敵陣地への降下と先遣隊支援を想定した実践的な演習
訓練では、艦船から飛び立った陸上自衛隊の輸送ヘリ「CH47」と米軍の輸送機「オスプレイ」が敵陣地に降り、先遣隊を支援するという想定で行われました。野営をしながら実施され、隊員が死亡する事態も視野に入れ、状況に応じて即座に行動する力を養うことが重視されました。この日は、CH47とオスプレイから降り立った数十人の日米隊員らが連携を確認しつつ、森の中を慎重に進み、敵の中枢を目指す動きが展開されました。
離島奪還に特化した部隊が初めて訓練に参加
注目すべき点として、2024年に長崎県大村市で新編された離島奪還に特化した部隊「陸上自衛隊第3水陸機動連隊」が、この訓練に初めて参加しました。この部隊の参加により、日米共同での離島防衛や奪還作戦における実践的なノウハウの蓄積が期待されています。
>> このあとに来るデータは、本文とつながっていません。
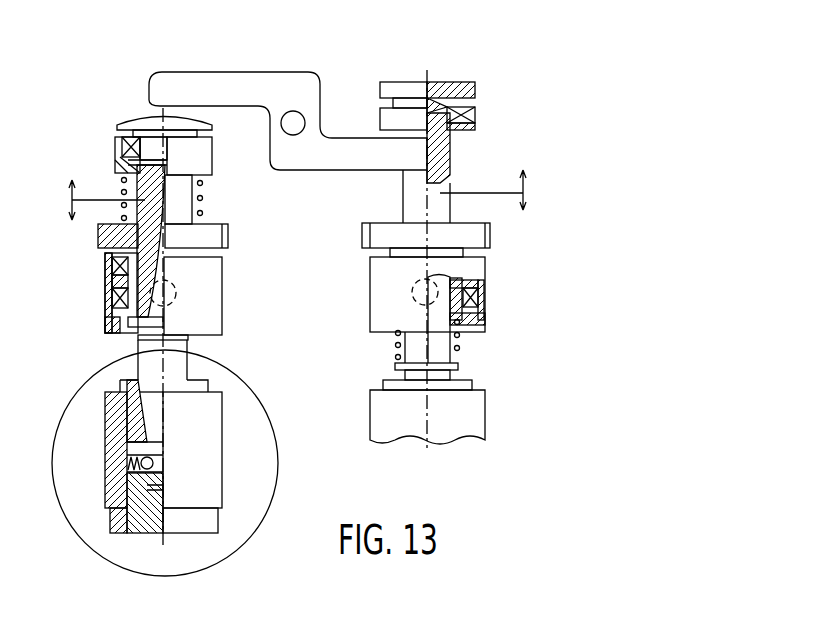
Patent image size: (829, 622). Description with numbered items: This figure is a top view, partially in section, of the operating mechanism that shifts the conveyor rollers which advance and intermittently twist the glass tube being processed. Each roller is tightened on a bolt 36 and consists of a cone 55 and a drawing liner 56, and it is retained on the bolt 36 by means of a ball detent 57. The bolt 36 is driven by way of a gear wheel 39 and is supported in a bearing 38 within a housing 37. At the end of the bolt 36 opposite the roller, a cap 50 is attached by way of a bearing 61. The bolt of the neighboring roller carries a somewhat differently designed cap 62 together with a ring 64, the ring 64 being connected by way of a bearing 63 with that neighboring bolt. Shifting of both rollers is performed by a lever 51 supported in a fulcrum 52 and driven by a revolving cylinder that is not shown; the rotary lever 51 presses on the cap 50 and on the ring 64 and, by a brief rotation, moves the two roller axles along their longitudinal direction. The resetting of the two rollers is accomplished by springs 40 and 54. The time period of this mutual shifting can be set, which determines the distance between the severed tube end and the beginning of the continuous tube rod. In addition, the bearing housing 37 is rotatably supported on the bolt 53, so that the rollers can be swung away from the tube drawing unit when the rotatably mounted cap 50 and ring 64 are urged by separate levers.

訓練を通じて、両軍の戦術的な連携や情報共有の深化が図られ、地域の安全保障体制の強化に貢献することが狙いです。
沖縄での共同訓練は、地理的な重要性から頻繁に行われており、今回の「アイアン・フィスト」はその一環として位置づけられます。日米同盟の強化を背景に、こうした実践的な演習が今後も継続される見込みで、地域の安定と防衛力の向上に寄与することが期待されています。